Sunday, November 25, 2012

Oatleli Bhakri

Oatleli Bhakri made with jwari/jondhala/jowar/sorghum flour

If you would like to include "bhakries" in your diet but are not sure about how to pat the bhakries, then "Oatleli Bhakri" is a wonderful option. You can make such bhakries with rice flour, nachni/ragi flour, jondhala/jwari/jowar flour or bajri/bajra flour. You may have to vary the water proportion so the thick batter is formed.

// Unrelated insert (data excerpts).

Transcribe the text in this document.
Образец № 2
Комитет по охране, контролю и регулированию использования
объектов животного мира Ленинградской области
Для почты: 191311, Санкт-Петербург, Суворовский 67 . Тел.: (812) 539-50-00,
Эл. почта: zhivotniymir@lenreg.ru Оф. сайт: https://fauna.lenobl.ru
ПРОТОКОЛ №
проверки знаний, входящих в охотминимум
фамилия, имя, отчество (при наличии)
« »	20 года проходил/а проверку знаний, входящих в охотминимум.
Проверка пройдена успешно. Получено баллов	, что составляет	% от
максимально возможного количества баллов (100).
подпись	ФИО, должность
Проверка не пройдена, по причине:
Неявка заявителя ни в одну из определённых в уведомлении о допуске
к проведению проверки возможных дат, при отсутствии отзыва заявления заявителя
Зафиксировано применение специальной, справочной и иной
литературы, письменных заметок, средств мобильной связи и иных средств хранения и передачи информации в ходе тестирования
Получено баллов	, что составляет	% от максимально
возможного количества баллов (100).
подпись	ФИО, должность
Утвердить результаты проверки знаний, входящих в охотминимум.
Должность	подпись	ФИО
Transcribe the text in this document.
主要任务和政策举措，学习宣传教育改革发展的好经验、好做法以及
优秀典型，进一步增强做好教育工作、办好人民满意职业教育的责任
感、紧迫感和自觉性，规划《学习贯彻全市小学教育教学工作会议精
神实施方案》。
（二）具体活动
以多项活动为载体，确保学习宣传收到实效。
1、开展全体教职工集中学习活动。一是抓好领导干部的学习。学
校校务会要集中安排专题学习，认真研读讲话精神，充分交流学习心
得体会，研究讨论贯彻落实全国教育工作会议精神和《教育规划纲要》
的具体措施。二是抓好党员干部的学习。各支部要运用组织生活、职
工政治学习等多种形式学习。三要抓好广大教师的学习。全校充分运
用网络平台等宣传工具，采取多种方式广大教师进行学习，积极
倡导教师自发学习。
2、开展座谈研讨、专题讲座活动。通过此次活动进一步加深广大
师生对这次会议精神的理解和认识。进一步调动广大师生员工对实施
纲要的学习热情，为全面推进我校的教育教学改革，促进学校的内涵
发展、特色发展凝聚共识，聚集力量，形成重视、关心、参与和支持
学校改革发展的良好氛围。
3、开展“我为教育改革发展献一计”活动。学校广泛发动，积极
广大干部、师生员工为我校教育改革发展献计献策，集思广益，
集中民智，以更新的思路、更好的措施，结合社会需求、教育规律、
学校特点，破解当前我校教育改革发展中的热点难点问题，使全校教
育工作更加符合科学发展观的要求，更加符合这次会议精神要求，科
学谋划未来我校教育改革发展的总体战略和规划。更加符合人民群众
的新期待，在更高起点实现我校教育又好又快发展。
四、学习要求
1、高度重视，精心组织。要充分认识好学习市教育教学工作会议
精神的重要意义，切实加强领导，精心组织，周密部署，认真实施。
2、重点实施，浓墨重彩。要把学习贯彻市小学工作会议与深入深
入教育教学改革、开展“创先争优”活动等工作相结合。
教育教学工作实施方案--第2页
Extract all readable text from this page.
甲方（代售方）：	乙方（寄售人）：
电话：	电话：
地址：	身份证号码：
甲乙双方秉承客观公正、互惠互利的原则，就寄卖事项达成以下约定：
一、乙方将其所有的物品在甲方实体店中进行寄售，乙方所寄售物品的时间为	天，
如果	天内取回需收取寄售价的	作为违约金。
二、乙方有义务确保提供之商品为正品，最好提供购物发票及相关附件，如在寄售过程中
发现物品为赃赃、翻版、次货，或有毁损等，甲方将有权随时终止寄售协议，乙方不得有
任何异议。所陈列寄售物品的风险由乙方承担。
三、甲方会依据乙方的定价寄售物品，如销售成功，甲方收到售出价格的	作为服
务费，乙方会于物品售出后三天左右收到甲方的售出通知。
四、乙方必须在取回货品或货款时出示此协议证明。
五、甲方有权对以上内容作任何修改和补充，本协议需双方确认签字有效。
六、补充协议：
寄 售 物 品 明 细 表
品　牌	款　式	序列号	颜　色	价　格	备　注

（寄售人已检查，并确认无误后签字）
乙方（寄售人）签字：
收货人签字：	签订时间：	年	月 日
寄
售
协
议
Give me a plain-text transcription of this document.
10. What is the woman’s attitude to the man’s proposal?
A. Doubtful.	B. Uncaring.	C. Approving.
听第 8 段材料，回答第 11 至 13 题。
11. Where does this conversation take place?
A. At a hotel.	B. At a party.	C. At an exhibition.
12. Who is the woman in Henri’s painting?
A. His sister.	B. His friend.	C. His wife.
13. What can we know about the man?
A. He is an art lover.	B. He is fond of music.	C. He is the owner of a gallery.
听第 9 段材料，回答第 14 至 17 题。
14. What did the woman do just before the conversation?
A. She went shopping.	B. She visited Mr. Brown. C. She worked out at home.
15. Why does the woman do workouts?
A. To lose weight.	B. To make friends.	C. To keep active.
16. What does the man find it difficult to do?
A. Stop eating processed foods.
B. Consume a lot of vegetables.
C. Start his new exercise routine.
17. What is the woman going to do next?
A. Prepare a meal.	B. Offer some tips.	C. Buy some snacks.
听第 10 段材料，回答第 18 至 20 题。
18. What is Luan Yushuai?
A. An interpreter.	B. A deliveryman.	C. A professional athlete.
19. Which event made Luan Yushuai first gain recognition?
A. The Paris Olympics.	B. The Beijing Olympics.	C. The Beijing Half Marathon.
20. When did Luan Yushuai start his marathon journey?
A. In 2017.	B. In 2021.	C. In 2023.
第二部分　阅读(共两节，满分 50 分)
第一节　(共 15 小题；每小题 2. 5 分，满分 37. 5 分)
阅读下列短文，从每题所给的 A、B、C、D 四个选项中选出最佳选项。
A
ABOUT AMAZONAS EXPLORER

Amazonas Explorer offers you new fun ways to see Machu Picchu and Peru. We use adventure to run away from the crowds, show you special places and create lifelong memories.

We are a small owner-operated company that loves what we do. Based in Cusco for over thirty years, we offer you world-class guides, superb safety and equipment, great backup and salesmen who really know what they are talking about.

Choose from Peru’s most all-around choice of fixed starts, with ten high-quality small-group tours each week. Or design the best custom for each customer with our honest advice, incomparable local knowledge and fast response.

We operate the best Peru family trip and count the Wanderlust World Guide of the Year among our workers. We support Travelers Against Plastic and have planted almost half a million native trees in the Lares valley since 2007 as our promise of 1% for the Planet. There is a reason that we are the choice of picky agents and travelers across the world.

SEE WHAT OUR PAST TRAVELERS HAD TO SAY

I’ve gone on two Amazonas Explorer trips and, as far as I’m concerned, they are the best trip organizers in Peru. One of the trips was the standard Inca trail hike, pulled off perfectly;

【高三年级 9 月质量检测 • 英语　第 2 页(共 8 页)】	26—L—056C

I first had this bhakri, when I visited my best friend's 'gaanv' in the beautiful Konkan coast. We enjoyed the beauty and bounty of Konkan (beautiful beaches, rivers, greenery, coconut trees, mango trees, Alphonso mangoes, cashews, fresh fish - what else you want in life?). When we were ready to leave, my friend's aunt prepared these bhakris made with rice flour as a little picnic lunch for our train journey back to Mumbai. She had packed these with a delicious chutney. They tasted divine.

Oatleli Bhakri
ओतलेली  भाकरी 
Whisk together
1 cup rice/jowar/bajra/ragi flour
Approx 1 cup water (More or less to make a thick batter)
A pinch of salt to taste

1. Whisk the flour of your choice and water along with salt to taste. Mix till there are no lumps.
2. Heat a nonstick pan.
3. Add a ladleful of batter and spread into a thick disc. Do not make it thin as this is neither dosa nor ghavane.
4. Cover and let it cook on a medium flame for about 2 - 4 minutes or so.
5. Remove the lid. Flip and let it cook on the other side for another 2  - 4 minutes or so.
6. Serve hot off the pan.

Note -
1. This bhakri should not be crispy.
2. Above proportion gave me 4 small bhakris.
3. You can use jwari/sorghum, bajri/millet or nachni/ragi flour instead of rice flour. Adjust water accordingly so a thick batter is formed.
4. While taking off the pan, make sure than the batter is fully cooked by tapping on the bhakri. The raw batter should not ooze out, in that case cook for some more time.